The way they enforce max IOPS is to inject latency in that VM’s storage. This reduces IOPS.

Designing Policies

No policy: no shaping. You’re just going to observe uncontrolled performance. Each VM gets at least 1 IOPS
Minimum Only: A machine will get at least 200 IOPS, IF it needs it. VM can burst. Not for hosters!!! Don’t set false expectations of maximum performance.
Maximum only: Price banding by hosters or limiting a noisy neighbour.
Minimum < Maximum, e.g. between 100-200: Minimum SLA and limited max.
Min = Max: VM has a set level of performance, as in Azure.

Note that VMs do not use min IOPS if they don’t have the workload for it. It’s a min SLA.

Storage Health Monitoring

If total Min of all disks/VMs exceeds the storage system then:

QoS does it’s best to do fair share based on proportion.
Raises an alert.

In WS2016 there is 1 place to get alerts for SOFS called Storage health Monitoring. It’s a new service on the SOFS cluster. You’ll get alerts on JBOD fans, disk issues, QoS, etc. The alerts are only there while the issue is there, i.e. if the problem goes away then the alert goes away. There is no history.

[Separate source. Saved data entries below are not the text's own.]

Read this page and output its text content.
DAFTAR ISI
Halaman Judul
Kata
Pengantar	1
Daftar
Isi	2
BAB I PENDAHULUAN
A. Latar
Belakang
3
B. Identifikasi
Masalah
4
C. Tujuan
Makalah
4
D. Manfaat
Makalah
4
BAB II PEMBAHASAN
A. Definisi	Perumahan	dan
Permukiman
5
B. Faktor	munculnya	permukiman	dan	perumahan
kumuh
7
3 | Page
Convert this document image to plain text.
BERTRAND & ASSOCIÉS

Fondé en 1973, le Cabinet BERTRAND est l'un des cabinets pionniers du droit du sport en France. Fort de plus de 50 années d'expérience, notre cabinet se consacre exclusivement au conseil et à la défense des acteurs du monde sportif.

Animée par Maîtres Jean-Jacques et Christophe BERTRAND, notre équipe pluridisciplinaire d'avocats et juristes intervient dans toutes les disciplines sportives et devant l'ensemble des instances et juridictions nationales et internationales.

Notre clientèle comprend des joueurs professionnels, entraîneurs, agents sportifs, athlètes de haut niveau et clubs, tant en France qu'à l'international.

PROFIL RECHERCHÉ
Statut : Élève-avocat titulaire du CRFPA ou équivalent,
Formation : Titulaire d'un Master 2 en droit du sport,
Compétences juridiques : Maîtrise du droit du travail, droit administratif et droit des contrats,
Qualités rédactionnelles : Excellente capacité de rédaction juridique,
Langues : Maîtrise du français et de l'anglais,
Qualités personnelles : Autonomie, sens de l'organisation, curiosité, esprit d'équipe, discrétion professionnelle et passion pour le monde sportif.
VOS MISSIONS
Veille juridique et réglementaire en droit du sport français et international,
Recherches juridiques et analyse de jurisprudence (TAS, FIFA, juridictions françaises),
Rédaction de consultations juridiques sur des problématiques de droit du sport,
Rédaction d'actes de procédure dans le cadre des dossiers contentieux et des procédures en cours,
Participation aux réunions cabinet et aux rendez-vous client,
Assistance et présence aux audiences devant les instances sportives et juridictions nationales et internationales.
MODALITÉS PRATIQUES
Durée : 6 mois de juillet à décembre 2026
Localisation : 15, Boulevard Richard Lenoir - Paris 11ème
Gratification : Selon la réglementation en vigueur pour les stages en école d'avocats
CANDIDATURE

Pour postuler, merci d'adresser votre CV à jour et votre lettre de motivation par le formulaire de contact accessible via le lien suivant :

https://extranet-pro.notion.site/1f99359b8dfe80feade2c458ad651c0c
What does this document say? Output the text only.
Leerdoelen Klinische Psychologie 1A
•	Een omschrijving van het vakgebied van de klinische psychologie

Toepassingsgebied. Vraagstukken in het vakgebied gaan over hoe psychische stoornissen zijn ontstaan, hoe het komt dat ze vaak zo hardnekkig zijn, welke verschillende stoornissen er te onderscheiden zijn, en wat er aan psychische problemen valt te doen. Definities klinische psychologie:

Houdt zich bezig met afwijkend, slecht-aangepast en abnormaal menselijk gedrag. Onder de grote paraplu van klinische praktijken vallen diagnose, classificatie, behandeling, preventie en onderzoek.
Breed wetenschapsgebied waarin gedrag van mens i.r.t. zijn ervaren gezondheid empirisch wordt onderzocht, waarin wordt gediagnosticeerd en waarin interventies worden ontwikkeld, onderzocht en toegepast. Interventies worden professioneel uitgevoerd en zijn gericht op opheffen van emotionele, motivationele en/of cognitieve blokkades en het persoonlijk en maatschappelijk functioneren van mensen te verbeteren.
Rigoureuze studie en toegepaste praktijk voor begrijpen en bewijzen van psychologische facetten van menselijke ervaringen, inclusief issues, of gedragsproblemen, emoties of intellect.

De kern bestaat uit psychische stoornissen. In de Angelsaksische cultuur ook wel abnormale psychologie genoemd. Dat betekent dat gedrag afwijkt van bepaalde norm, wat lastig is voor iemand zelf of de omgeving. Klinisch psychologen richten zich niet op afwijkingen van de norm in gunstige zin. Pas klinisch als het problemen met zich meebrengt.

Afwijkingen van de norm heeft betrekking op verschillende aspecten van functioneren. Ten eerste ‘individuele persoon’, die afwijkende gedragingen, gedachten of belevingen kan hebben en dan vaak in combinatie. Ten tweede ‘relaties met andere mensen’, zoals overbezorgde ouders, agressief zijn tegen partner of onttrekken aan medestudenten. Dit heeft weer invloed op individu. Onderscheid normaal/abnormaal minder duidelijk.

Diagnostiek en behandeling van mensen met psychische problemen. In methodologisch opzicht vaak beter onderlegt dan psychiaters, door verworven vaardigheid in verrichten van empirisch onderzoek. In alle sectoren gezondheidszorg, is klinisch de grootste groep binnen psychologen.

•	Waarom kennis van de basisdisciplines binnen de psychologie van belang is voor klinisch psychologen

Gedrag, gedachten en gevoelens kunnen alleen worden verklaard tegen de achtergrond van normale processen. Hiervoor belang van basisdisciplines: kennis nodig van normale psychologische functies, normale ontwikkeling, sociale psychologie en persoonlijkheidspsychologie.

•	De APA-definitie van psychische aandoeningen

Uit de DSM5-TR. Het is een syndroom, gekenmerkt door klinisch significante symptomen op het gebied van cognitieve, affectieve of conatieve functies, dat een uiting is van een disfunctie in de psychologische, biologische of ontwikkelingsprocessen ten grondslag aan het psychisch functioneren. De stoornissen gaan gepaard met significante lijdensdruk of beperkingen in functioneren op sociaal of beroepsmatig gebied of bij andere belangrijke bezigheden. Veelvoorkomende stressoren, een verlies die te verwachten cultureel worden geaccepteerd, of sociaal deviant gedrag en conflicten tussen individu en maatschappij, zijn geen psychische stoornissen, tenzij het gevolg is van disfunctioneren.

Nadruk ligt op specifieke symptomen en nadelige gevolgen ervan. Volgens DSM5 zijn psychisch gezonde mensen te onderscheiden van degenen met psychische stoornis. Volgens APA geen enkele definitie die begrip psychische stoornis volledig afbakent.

Get-StorageSubSystem *clsuter* | Debug-StorageSubSystem.

You can register triggers to automate certain actions.

Right now – we spend 10x more than we need to to ensure VM performance. Storage QoS reduces spend by using a needle to fix issues instead of a sledge hammer. We can use intelligence to solve performance issues instead of a bank account.

In Hyper-V converged solution, the PM and rate limiters live on the same tier. Apparently there will be support for a SAN – I’m unclear on this design.